The three men were transported to Crescent City’s airport, where they took an ambulance to Sutter Coast Hospital. All of them were released within one to two hours.

The West Wind belonged to the owners of Top Blue Marine, a fish distributor that recently moved into the old Surfside Grill and Brewery building on Front Street. The firm’s CEO, Marcos Won, could not be reached for comment Monday.

Centner and his crew had transported the boat from Newport, Ore., to Crescent City, where they fixed it up, prompting a surveyor to say the boat was “solid,” Centner said. This was only the boat’s third trip out in Crescent City.
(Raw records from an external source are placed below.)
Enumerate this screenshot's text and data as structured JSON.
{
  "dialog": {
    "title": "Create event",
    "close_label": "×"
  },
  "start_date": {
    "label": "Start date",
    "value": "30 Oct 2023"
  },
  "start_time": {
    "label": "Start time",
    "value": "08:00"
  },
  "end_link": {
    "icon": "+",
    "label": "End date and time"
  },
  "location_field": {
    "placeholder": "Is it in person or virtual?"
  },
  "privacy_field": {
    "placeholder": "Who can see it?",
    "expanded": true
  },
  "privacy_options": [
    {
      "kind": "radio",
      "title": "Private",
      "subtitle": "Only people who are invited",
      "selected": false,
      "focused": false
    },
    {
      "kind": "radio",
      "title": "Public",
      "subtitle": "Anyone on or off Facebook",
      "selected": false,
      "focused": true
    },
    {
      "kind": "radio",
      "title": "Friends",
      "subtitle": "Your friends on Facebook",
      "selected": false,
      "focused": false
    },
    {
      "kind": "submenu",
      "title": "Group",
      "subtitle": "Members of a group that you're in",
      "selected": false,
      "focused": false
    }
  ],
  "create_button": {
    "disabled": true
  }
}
A member of the Coast Guard told the crew a large piece of wood debris was seen near the site of the sinking.

“I think it must have knocked our rudder off, because it had to be a big hole,” Centner said. “Because we went down way too fast.”

The crew was found 11 miles off the coast of Crescent City, but the boat sunk 20 miles off the coast, in 500-foot-deep water where the hagfish they were catching like to hang out.

On Monday, Centner was in the harbor parking lot, trying different keys to open his truck. His main set went down with the boat, along with the crew’s cell phones and wallets.

The crew also lost hundreds of dollars in tools and equipment.

In the future, Centner plans to stress safety and make sure necessary emergency gear is close by. The coldwater training course that Centner’s crew took last fall helped out.

“When something happens, don’t do circles,” he remembers local Coast Guard Auxiliary instructor Beverly Noll said at the class. “You don’t have a minute to run circles.”

After experiencing the sinking of the West Wind in just three to four minutes, he fully understands what she meant.